Other than the US government indictment, on August 23, the UN Security Council Committee on Somalia and Eritrea added his name to a list of individuals and entities subject to travel bans, assets freezes and targeted arms embargoes.
The UN said Mr Ahmed is a “leading facilitator and recruiter of young Kenyan Muslims for violent militant activity in Somalia, and a close associate of Aboud Rogo. He provides material support to extremist groups in Kenya (and elsewhere in East Africa).
Through his frequent trips to Al-Shabaab strongholds in Somalia, including Kismayu, he has been able to maintain strong ties with senior Al-Shabaab members.”
The Security Council also said that he was “engaged in the mobilisation and management of funding for Al-Shabaab… and preached at mosques in Mombasa that young men should travel to Somalia, commit extremist acts, fight for Al-Qaeda, and kill US citizens.”
It further added that he is “a leader of a Kenya-based youth organisation in Mombasa with ties to Al-Shabaab” and also accused him of acting as a “recruiter and facilitator for Al-Shabaab in the Majengo area of Mombasa.”
Mr Ahmed was first arrested in late December 2010 on suspicion of involvement in the bombing of a bus heading to Kampala from Nairobi. “For almost two years now, I report every Tuesday to the police, I notify them each time I want to travel and I have never missed going to court.

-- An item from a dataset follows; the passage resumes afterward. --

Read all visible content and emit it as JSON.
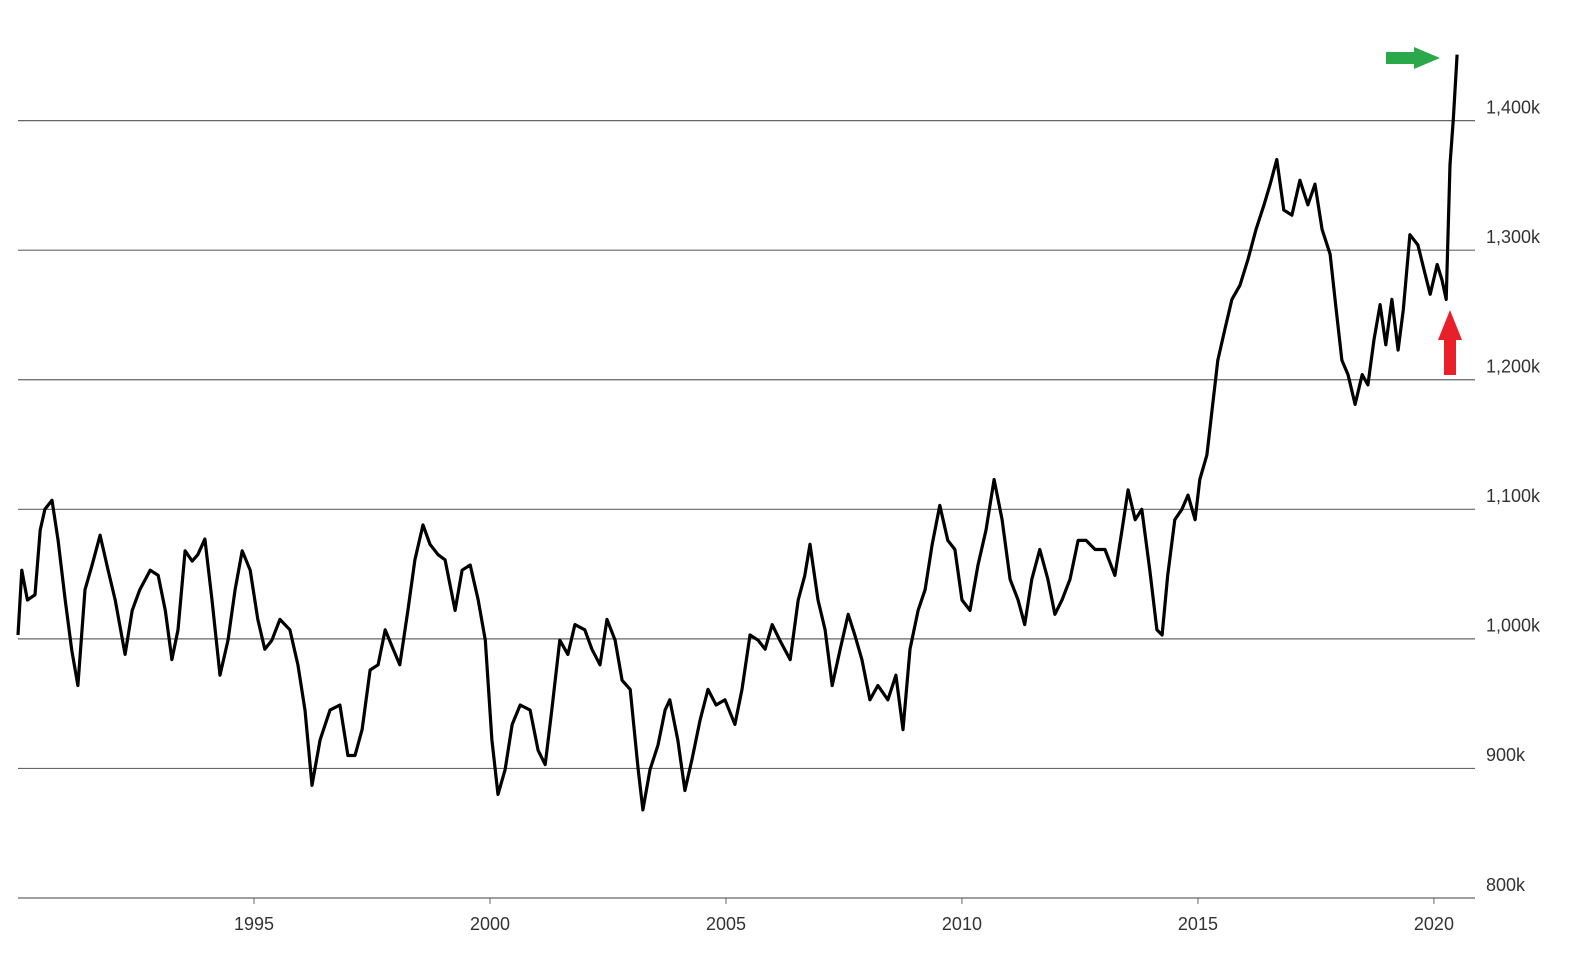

"But despite this, the case has not progressed much. If I am guilty, let them provide evidence and jail or kill me,” he said. He added that the US government is yet to respond to requests by his lawyers to furnish him with any evidence they have against him.
Accused of terror
“They have accused us of terror, but have refused to provide any evidence. Instead, they are now sending people to kill us,” he said, adding that nothing was proved in court against Sheikh Rogo.
Mr Ahmed defended the controversial cleric, who he said he had known for nearly a decade. He accused the police of using Sheikh Rogo and himself as “pawns in the war on terror.”
He said that the only evidence that the police had against him and Sheikh Rogo was a notebook in the pockets of the alleged bus bomber.
Asked what he thought would happen to him if arrested, Mr Ahmed said: “I know I am going to die. I know they will kill me. It’s only the date that I am not sure of.”